Spatial and temporal variations in slip rate over millions of years on an extensional fault system: implications for seismic hazard

Billy Andrews, Zoe K Mildon , Christopher Aiden-Lee Jackson , Constanza Rodriguez Piceda, francesco iezzi, Joanna Faure Walker

Slip rate is a key input for fault-based seismic hazard assessment, with temporal and spatial variations in slip rate along and between faults influencing earthquake size and recurrence. Temporal variations in slip rate have been attributed to earthquake clustering and anti-clustering in tectonically active settings. Here we explore the combined temporal and spatial assessment of slip rate variations of individual faults and the network they form part of.

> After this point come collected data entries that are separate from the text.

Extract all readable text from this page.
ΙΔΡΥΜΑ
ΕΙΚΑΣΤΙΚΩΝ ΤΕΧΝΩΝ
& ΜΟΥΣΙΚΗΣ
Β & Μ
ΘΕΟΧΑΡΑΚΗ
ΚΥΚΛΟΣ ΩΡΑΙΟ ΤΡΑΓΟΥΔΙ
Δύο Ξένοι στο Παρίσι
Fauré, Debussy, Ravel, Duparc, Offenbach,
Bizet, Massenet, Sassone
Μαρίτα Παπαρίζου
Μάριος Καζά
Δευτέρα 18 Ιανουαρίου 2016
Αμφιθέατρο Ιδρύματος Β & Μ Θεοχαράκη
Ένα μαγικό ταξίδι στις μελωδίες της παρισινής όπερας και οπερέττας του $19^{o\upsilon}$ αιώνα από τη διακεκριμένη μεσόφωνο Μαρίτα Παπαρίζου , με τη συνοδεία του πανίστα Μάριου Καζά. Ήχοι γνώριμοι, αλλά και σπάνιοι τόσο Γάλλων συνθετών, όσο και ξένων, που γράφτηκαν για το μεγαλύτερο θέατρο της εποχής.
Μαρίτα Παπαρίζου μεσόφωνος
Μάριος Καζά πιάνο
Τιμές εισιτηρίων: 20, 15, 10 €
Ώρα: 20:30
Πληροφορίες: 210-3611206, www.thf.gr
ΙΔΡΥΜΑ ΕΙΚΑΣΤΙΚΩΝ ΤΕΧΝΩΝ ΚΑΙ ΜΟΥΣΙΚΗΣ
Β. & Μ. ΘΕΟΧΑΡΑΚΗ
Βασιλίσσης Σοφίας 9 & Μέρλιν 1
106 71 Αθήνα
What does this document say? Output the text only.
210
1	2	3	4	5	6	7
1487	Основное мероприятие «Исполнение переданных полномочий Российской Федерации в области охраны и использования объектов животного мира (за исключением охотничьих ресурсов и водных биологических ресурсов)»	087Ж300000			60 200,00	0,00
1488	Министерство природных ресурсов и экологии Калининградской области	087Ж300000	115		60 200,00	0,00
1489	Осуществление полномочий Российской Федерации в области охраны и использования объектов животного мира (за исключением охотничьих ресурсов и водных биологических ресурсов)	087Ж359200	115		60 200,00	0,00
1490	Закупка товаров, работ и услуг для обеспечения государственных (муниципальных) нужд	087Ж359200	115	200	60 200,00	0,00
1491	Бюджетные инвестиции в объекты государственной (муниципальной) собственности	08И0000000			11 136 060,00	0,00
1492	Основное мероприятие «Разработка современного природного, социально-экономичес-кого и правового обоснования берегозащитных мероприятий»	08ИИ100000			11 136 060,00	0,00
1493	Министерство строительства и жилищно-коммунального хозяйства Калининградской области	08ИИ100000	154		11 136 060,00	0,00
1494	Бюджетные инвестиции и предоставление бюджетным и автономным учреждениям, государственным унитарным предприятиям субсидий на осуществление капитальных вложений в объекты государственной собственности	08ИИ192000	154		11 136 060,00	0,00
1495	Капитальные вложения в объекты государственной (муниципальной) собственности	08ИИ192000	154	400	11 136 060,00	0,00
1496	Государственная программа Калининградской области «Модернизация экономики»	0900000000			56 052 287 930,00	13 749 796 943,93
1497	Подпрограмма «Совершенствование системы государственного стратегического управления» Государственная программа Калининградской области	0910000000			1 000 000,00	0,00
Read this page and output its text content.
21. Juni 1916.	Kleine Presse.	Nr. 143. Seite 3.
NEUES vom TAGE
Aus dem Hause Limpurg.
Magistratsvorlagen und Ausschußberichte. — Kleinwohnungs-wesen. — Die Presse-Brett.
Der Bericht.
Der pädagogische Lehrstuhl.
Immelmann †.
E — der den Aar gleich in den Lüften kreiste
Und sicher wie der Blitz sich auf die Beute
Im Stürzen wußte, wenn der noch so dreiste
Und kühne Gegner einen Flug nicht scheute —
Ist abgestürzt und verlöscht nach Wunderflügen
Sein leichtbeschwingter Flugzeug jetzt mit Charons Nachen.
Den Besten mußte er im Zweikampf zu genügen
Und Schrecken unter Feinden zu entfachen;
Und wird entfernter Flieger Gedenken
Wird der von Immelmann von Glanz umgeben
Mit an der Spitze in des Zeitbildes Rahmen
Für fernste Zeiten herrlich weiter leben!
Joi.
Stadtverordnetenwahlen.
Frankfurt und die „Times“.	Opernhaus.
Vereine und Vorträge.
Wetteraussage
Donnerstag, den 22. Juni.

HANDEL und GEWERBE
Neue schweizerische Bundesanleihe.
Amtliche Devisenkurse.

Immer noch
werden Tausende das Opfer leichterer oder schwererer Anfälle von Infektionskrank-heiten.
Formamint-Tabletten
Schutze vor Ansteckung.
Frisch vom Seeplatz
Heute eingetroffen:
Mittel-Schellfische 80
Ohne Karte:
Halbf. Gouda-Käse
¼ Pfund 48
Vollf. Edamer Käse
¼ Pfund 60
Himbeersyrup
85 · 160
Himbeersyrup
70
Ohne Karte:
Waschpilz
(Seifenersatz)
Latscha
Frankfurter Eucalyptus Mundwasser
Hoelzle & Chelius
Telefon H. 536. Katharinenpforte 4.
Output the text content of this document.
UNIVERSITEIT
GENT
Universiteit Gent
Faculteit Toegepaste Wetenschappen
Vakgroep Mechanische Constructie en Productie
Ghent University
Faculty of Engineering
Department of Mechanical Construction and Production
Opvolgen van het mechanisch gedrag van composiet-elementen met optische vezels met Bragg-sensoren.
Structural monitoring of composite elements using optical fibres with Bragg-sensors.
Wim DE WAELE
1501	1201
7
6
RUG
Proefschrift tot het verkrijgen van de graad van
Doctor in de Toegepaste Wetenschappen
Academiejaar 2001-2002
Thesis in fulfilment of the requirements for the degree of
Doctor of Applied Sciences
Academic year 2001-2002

Here we present slip rates derived from a seismically imaged, inactive fault network, offshore NW Australia. We show spatial and temporal slip rate variations across million-year time scales for individual faults within a network of across-strike faults. Slip rate profiles also differed through time, with the location of maximum slip rate on individual faults migrating along-strike by several kilometres between time periods (over 106 to 107 million years). We then calculate the resulting temporal variations in seismic hazard arising from the changes in slip rates. We show that within a fault network, whilst overall the earthquake recurrence rates over the entire fault system remain similar, recurrence rates on individual faults vary on the million-year timescales we study. Spatial and temporal variability of slip rate can introduce uncertainty in earthquake probability calculations, highlighting the need to incorporate this into probabilistic seismic hazard assessments.